Health equity as a concept of minimizing health disparities among people, could be of utmost importance during the COVID-19 pandemic. Providing equity in health and participating in the acts of providing equitable healthcare have different aspects. Although this pandemic is not the first global-scale biological threat that humankind has faced, there is still some points to be further addressed.
Deeming health as a public good, inevitably necessitates taking responsibilities for its fair provision. The aim of this study is to notify the public (policy makers, medical staff, and other individuals interested in the topic of health equity) about some strategies to consider the tenets of equity in health while managing the COVID-19 pandemic
When emergencies occur, even principal ethos and tenets of any context might seem vulnerable to change under the imposed pressures. This has been the case for 2019 novel coronavirus disease (COVID-19) regarding different aspects of health equity till today. Humankind has already dealt with contagious outbreaks and plagues, which have caused significant changes in the trajectory of scientific, political, and social sentiments regarding the disasters alike (1,2). Spanish flu (1918-1920), Smallpox outbreak (1972), human immunodeficiency virus (HIV) pandemic (originated from 1980s), severe acute respiratory syndrome (SARS) (2002-2003), swine flu pandemic (2009-2010), and Ebola outbreak (2014-2016) are all some instances of such disasters (2).
Appreciating all the efforts of healthcare systems around the world, there were also some major shortcomings and mistakes in response to these upsurges (1,3–5). Delayed provision of effective treatments, unclear and inefficient communication between the governments and their people, not providing enough education and awareness sources and even funds resources (previous to the occurrence of illnesses), are all among these wrongdoings (5,6). All these conditions seem to be partially or completely repeated for severe acute respiratory syndrome coronavirus 2 (SARS-COV-2) related disease.
A highly contagious illness representing a basic reproduction number between 2 and 2.5, a crude mortality ratio between 3% to 4%, and an infectiousness phase starting at 2.3 days before the symptoms onset (7–9). Though substantial measures and means have been enhanced since the earlier crises (i.e. more technological advancements, swift communications, better healthcare resources and management, higher drug production figures, etc.), there still exists some discernible inconsistencies and differences within the management protocols among various countries and regions worldwide (6).

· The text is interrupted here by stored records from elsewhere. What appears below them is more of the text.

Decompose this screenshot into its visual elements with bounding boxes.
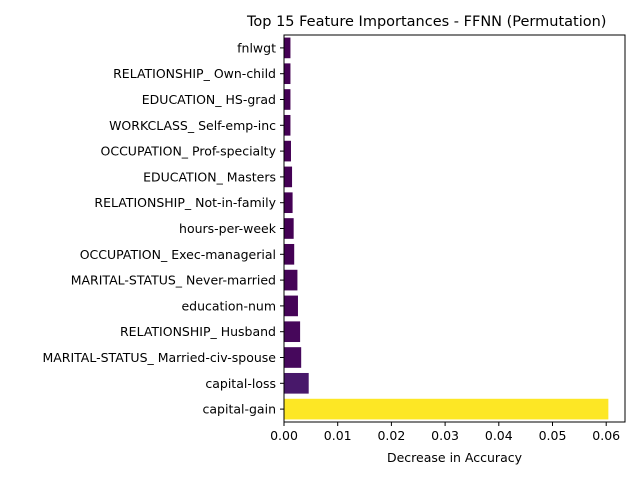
y-tick-label: EDUCATION_ HS-grad <box>142 92 276 107</box>
y-tick-label: hours-per-week <box>179 221 277 236</box>
y-tick-label: capital-loss <box>205 376 276 391</box>
x-axis-label: Decrease in Accuracy <box>387 450 523 465</box>
y-tick-label: MARITAL-STATUS_ Never-married <box>71 273 276 288</box>
bar <box>284 398 609 420</box>
x-tick-label: 0.05 <box>539 428 567 443</box>
x-tick-label: 0.01 <box>324 428 352 443</box>
y-tick-label: education-num <box>181 298 276 313</box>
y-tick-label: RELATIONSHIP_ Own-child <box>113 66 276 81</box>
y-tick-label: RELATIONSHIP_ Not-in-family <box>94 195 276 210</box>
bar <box>284 89 291 110</box>
x-tick-label: 0.02 <box>377 428 405 443</box>
bar <box>284 347 302 368</box>
bar <box>284 37 291 59</box>
y-tick-label: capital-gain <box>203 402 276 417</box>
y-tick-label: EDUCATION_ Masters <box>143 169 276 184</box>
y-tick-label: OCCUPATION_ Exec-managerial <box>80 247 276 262</box>
y-tick-label: RELATIONSHIP_ Husband <box>120 324 276 339</box>
bar <box>284 63 291 85</box>
y-tick-label: WORKCLASS_ Self-emp-inc <box>109 118 276 133</box>
bars-group <box>284 37 609 420</box>
x-tick-label: 0.03 <box>431 428 459 443</box>
bar <box>284 372 309 394</box>
y-tick-labels: fnlwgt RELATIONSHIP_ Own-child EDUCATION_ … <box>42 40 284 417</box>
bar <box>284 166 293 188</box>
x-tick-label: 0.00 <box>270 428 298 443</box>
y-tick-label: OCCUPATION_ Prof-specialty <box>101 144 277 159</box>
bar <box>284 140 291 162</box>
bar <box>284 321 301 343</box>
chart-title: Top 15 Feature Importances - FFNN (Permu… <box>246 14 606 30</box>
bar <box>284 243 295 265</box>
bar <box>284 295 298 317</box>
bar <box>284 269 298 291</box>
bar <box>284 192 293 214</box>
y-tick-label: fnlwgt <box>237 40 276 55</box>
y-tick-label: MARITAL-STATUS_ Married-civ-spouse <box>42 350 276 365</box>
x-axis: 0.00 0.01 0.02 0.03 0.04 0.05 0.06 <box>270 422 620 443</box>
plot-frame <box>283 34 626 423</box>
x-tick-label: 0.04 <box>485 428 513 443</box>
x-tick-label: 0.06 <box>592 428 620 443</box>
bar <box>284 218 294 239</box>
bar <box>284 114 291 136</box>
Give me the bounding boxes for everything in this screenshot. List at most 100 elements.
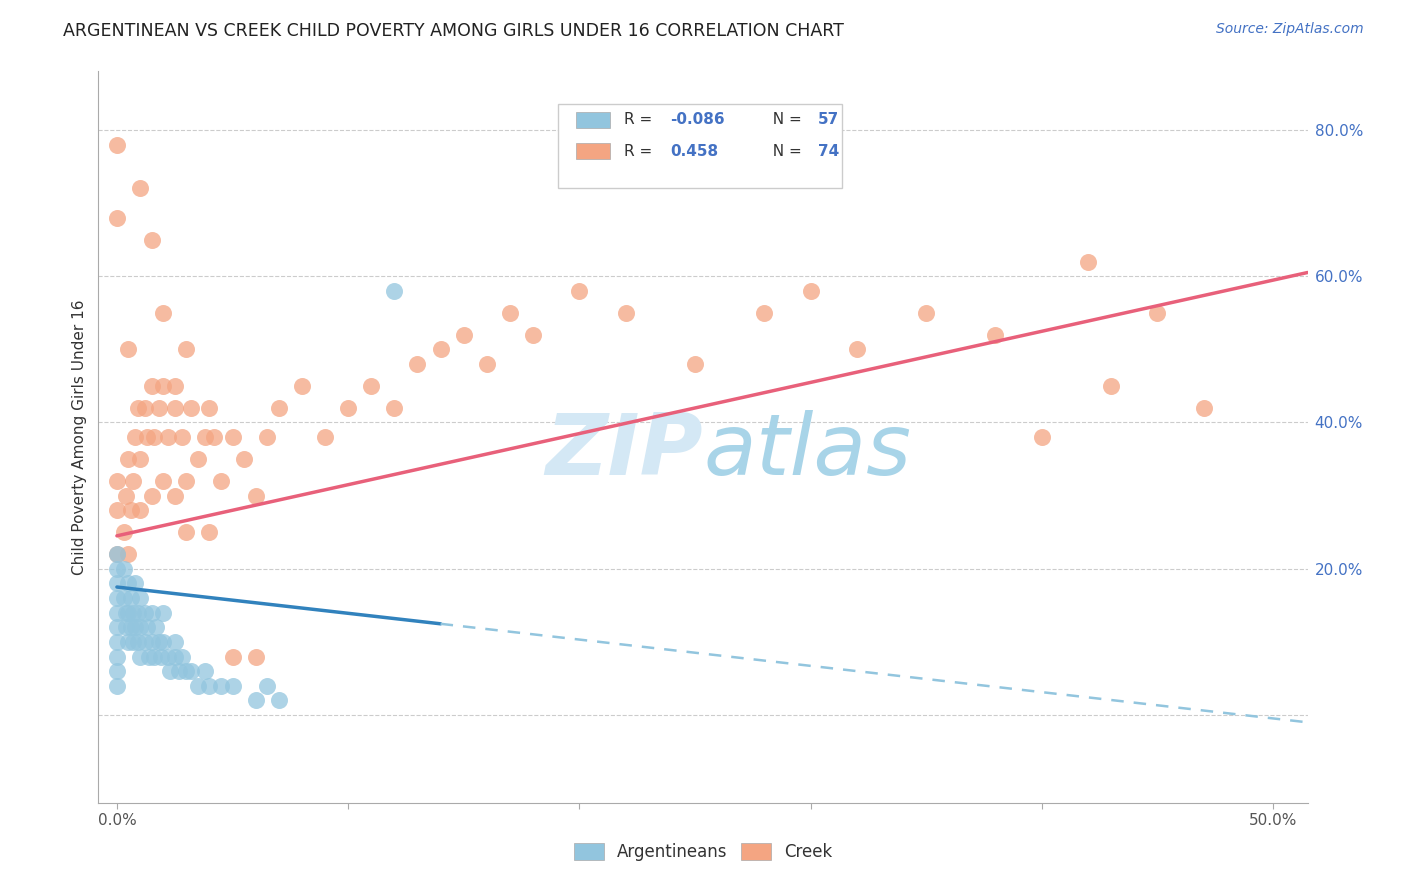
Point xyxy=(337,401,360,415)
Point xyxy=(112,591,135,605)
Text: R =: R = xyxy=(624,144,662,159)
Point xyxy=(202,430,225,444)
Point xyxy=(105,547,128,561)
Point xyxy=(129,591,152,605)
Point xyxy=(845,343,868,357)
Legend: Argentineans, Creek: Argentineans, Creek xyxy=(567,836,839,868)
Point xyxy=(156,430,179,444)
Point xyxy=(124,430,146,444)
Point xyxy=(499,306,522,320)
Point xyxy=(141,489,163,503)
Text: 57: 57 xyxy=(818,112,839,128)
Point xyxy=(149,649,172,664)
Point xyxy=(129,452,152,467)
Point xyxy=(105,664,128,678)
Point xyxy=(124,576,146,591)
Text: Source: ZipAtlas.com: Source: ZipAtlas.com xyxy=(1216,22,1364,37)
Point xyxy=(105,679,128,693)
Point xyxy=(360,379,382,393)
Point xyxy=(112,562,135,576)
Point xyxy=(1146,306,1168,320)
Point xyxy=(245,693,267,707)
Point xyxy=(256,430,278,444)
Point xyxy=(152,379,174,393)
Point xyxy=(683,357,706,371)
Point xyxy=(117,635,139,649)
Point xyxy=(122,635,145,649)
Point xyxy=(105,137,128,152)
Point xyxy=(568,284,591,298)
Point xyxy=(382,401,405,415)
Point xyxy=(122,606,145,620)
Point xyxy=(152,635,174,649)
Point xyxy=(221,679,243,693)
Point xyxy=(142,649,165,664)
Point xyxy=(159,664,181,678)
Point xyxy=(127,401,149,415)
Point xyxy=(187,452,209,467)
Text: R =: R = xyxy=(624,112,658,128)
Point xyxy=(163,401,186,415)
Point xyxy=(163,635,186,649)
Text: atlas: atlas xyxy=(703,410,911,493)
Point xyxy=(256,679,278,693)
Point xyxy=(127,606,149,620)
Point xyxy=(163,379,186,393)
Point xyxy=(754,306,776,320)
Point xyxy=(180,664,202,678)
Point xyxy=(105,576,128,591)
Point xyxy=(105,211,128,225)
Point xyxy=(136,620,159,634)
Point xyxy=(129,620,152,634)
Point xyxy=(105,562,128,576)
Point xyxy=(127,635,149,649)
Point xyxy=(134,606,156,620)
Point xyxy=(984,327,1007,342)
Point xyxy=(156,649,179,664)
Point xyxy=(1192,401,1215,415)
Point xyxy=(152,606,174,620)
Point xyxy=(117,576,139,591)
Point xyxy=(105,591,128,605)
Point xyxy=(245,489,267,503)
Point xyxy=(221,430,243,444)
Point xyxy=(120,620,142,634)
Point xyxy=(129,181,152,195)
Point xyxy=(136,430,159,444)
Text: ARGENTINEAN VS CREEK CHILD POVERTY AMONG GIRLS UNDER 16 CORRELATION CHART: ARGENTINEAN VS CREEK CHILD POVERTY AMONG… xyxy=(63,22,844,40)
Point xyxy=(233,452,256,467)
Point xyxy=(141,635,163,649)
Point xyxy=(115,620,138,634)
Point xyxy=(152,474,174,488)
Text: N =: N = xyxy=(763,144,807,159)
Y-axis label: Child Poverty Among Girls Under 16: Child Poverty Among Girls Under 16 xyxy=(72,300,87,574)
Point xyxy=(267,693,290,707)
Point xyxy=(115,489,138,503)
Point xyxy=(170,430,193,444)
Point xyxy=(124,620,146,634)
Point xyxy=(198,401,221,415)
Point xyxy=(245,649,267,664)
Point xyxy=(145,620,167,634)
Point xyxy=(105,649,128,664)
Point xyxy=(221,649,243,664)
Point xyxy=(105,635,128,649)
Point xyxy=(105,503,128,517)
Point xyxy=(209,474,232,488)
Point xyxy=(267,401,290,415)
Point xyxy=(1077,254,1099,268)
Point xyxy=(120,503,142,517)
Point xyxy=(141,379,163,393)
Point xyxy=(152,306,174,320)
Point xyxy=(429,343,451,357)
Point xyxy=(522,327,544,342)
Point xyxy=(174,525,197,540)
Point xyxy=(406,357,429,371)
Point xyxy=(134,401,156,415)
Point xyxy=(1099,379,1122,393)
Point xyxy=(180,401,202,415)
Point xyxy=(141,233,163,247)
Point xyxy=(138,649,160,664)
FancyBboxPatch shape xyxy=(558,104,842,188)
Point xyxy=(198,525,221,540)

Looked at from a health policy and management perspective, lowering the variations and increasing the commitment to certain cornerstones, which have been established and reinforced formerly, could ultimately lead to better results and more controllable political environments for populations and even governments (10). All in all, despite noticing the temporary nature of this issue, the provision of health in an equitable way seems to be rattling and reshaping over the period of COVID-19 outbreak. Such a claim could further be described in four separate domains: political position, development status, cultural tendencies, and baseline health status. Figure 1 depicts a schematic view of these components.